La deuxième fois, c’était la même fille au pull rouge, les mêmes cheveux blonds, la même posture. J’ai posé mon vélo, et quand j’ai enfin admis que c’était une installation, elle a commencé à me fasciner. Jour après jour, je suis revenue lui tourner autour pour essayer de comprendre ce qu’elle faisait là. Je ne comprenais pas, mais je revenais encore. Et alors j’ai entendu ce que les passants disaient, vu comment ils la regardaient - ou pas. Surprise, incrédulité, inquiétude, indifférence aussi. A la tombée du jour, la grande roue illuminée, de l’autre côté de la Garonne, attirait plus facilement les regards et les smartphones que ce mannequin à l’attitude tellement humaine, qui faisait tout de même bien flipper certains.
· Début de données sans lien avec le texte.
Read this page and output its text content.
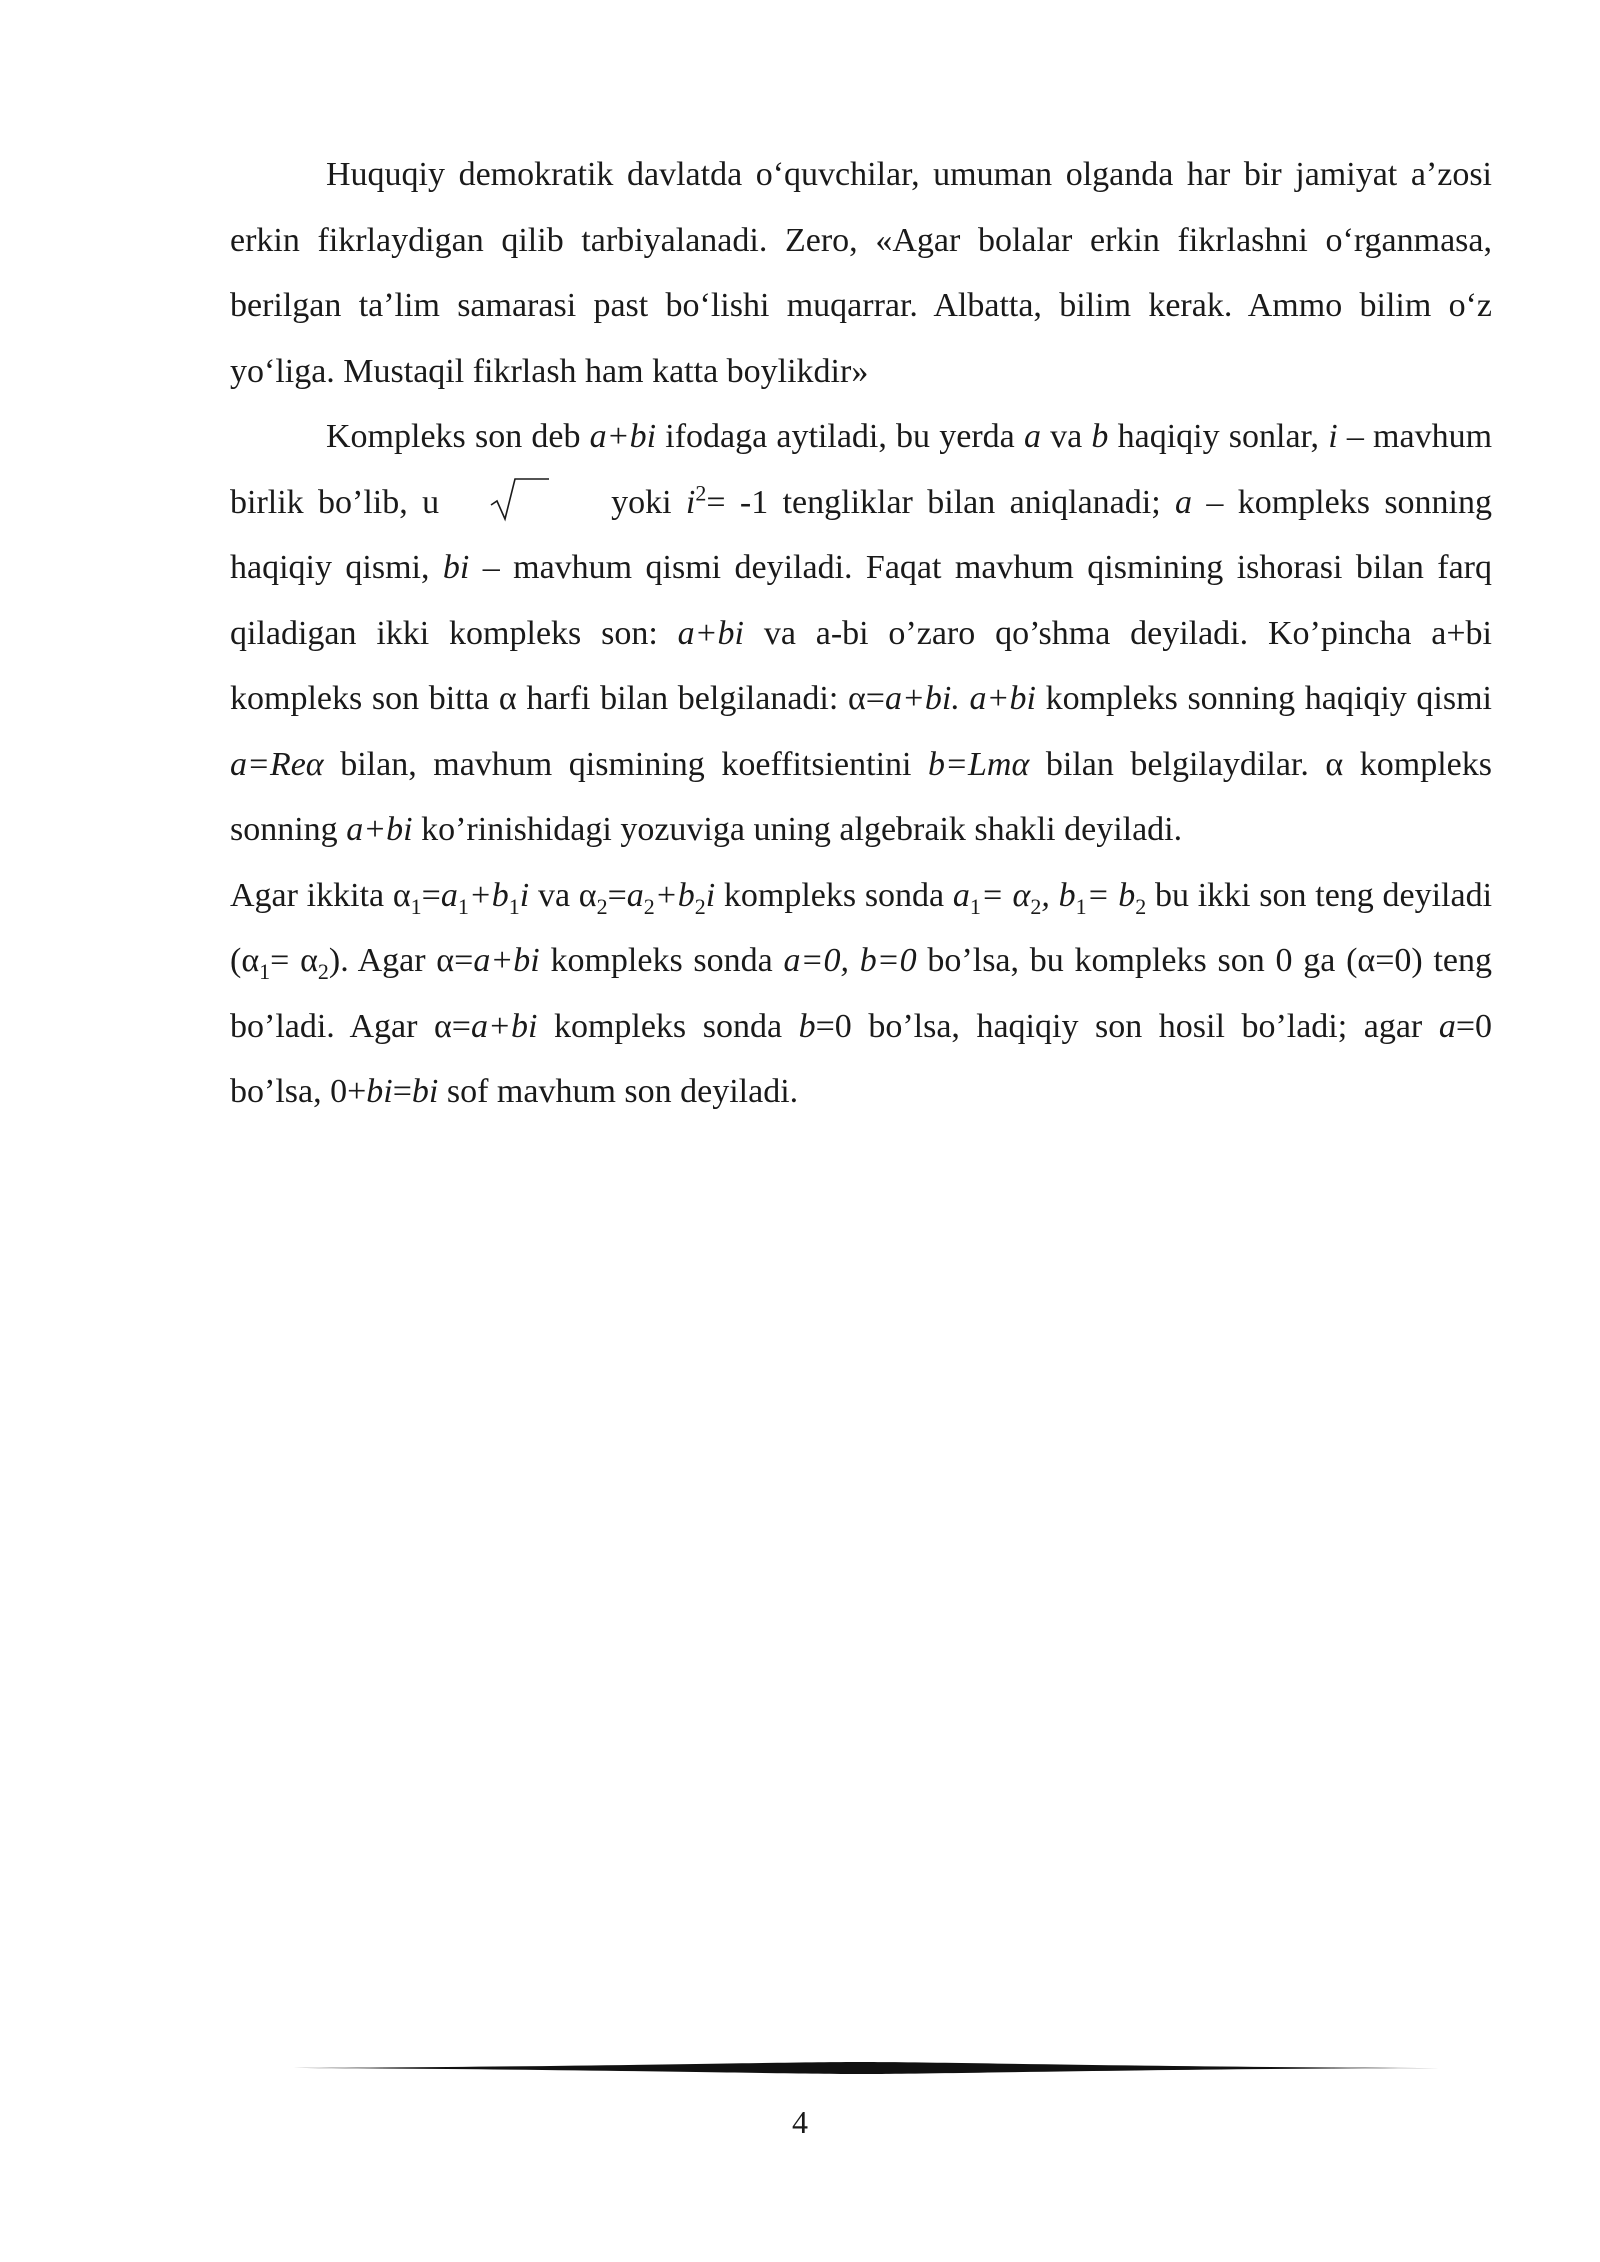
Huquqiy demokratik davlatda oʻquvchilar, umuman olganda har bir jamiyat aʼzosi erkin fikrlaydigan qilib tarbiyalanadi. Zero, «Agar bolalar erkin fikrlashni oʻrganmasa, berilgan taʼlim samarasi past boʻlishi muqarrar. Albatta, bilim kerak. Ammo bilim oʻz yoʻliga. Mustaqil fikrlash ham katta boylikdir»

Kompleks son deb a+bi ifodaga aytiladi, bu yerda a va b haqiqiy sonlar, i – mavhum birlik bo’lib, u	yoki $i^2= -1$ tengliklar bilan aniqlanadi; a – kompleks sonning haqiqiy qismi, bi – mavhum qismi deyiladi. Faqat mavhum qismining ishorasi bilan farq qiladigan ikki kompleks son: a+bi va a-bi o’zaro qo’shma deyiladi. Ko’pincha a+bi kompleks son bitta α harfi bilan belgilanadi: α=a+bi. a+bi kompleks sonning haqiqiy qismi a=Reα bilan, mavhum qismining koeffitsientini b=Lmα bilan belgilaydilar. α kompleks sonning a+bi ko’rinishidagi yozuviga uning algebraik shakli deyiladi.

Agar ikkita $\alpha_1=a_1+b_1i$ va $\alpha_2=a_2+b_2i$ kompleks sonda $a_1= \alpha_2$, $b_1= b_2$ bu ikki son teng deyiladi $(\alpha_1= \alpha_2)$. Agar α=a+bi kompleks sonda a=0, b=0 bo’lsa, bu kompleks son 0 ga (α=0) teng bo’ladi. Agar α=a+bi kompleks sonda b=0 bo’lsa, haqiqiy son hosil bo’ladi; agar a=0 bo’lsa, 0+bi=bi sof mavhum son deyiladi.

4
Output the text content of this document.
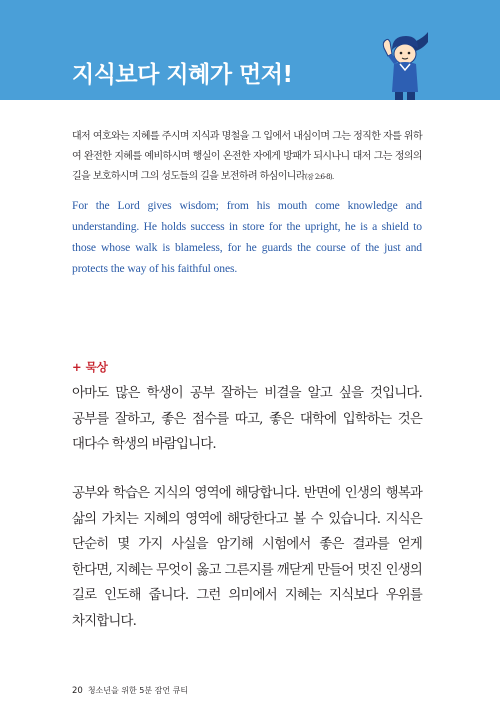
지식보다 지혜가 먼저!
대저 여호와는 지혜를 주시며 지식과 명철을 그 입에서 내심이며 그는 정직한 자를 위하여 완전한 지혜를 예비하시며 행실이 온전한 자에게 방패가 되시나니 대저 그는 정의의 길을 보호하시며 그의 성도들의 길을 보전하려 하심이니라(잠 2:6-8).
For the Lord gives wisdom; from his mouth come knowledge and understanding. He holds success in store for the upright, he is a shield to those whose walk is blameless, for he guards the course of the just and protects the way of his faithful ones.
+ 묵상
아마도 많은 학생이 공부 잘하는 비결을 알고 싶을 것입니다. 공부를 잘하고, 좋은 점수를 따고, 좋은 대학에 입학하는 것은 대다수 학생의 바람입니다.
공부와 학습은 지식의 영역에 해당합니다. 반면에 인생의 행복과 삶의 가치는 지혜의 영역에 해당한다고 볼 수 있습니다. 지식은 단순히 몇 가지 사실을 암기해 시험에서 좋은 결과를 얻게 한다면, 지혜는 무엇이 옳고 그른지를 깨닫게 만들어 멋진 인생의 길로 인도해 줍니다. 그런 의미에서 지혜는 지식보다 우위를 차지합니다.
20 청소년을 위한 5분 잠언 큐티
Je continuais à la trouver géniale dans son énigmatique attitude, en suspens dans les airs, en suspens dans un questionnement d'autant plus insondable qu’elle n’avait pas de visage. Et si judicieusement placée dans la ville, dans ce centre névralgique de la place Saint Pierre où toutes les populations se croisent, familles, amoureux, touristes, bandes de copains, promeneurs, noctambules, étudiants en bizutage… Elle était là pour tous et pour chacun. Jour après jour, elle résistait à la pluie, au soleil, aux bourrasques de vent. Au bout de quelques semaines, tout le monde la connaissait, elle faisait partie du paysage. 

 

J’ai découvert qu’elle était l’œuvre d’un américain, Mark Jenkins, mais je n’ai pas cherché à connaître son intention. Mes questions me suffisaient amplement, ainsi que mes rencontres fortuites avec les autres visiteurs.

 

Et puis un jour, la fille du pont a disparu.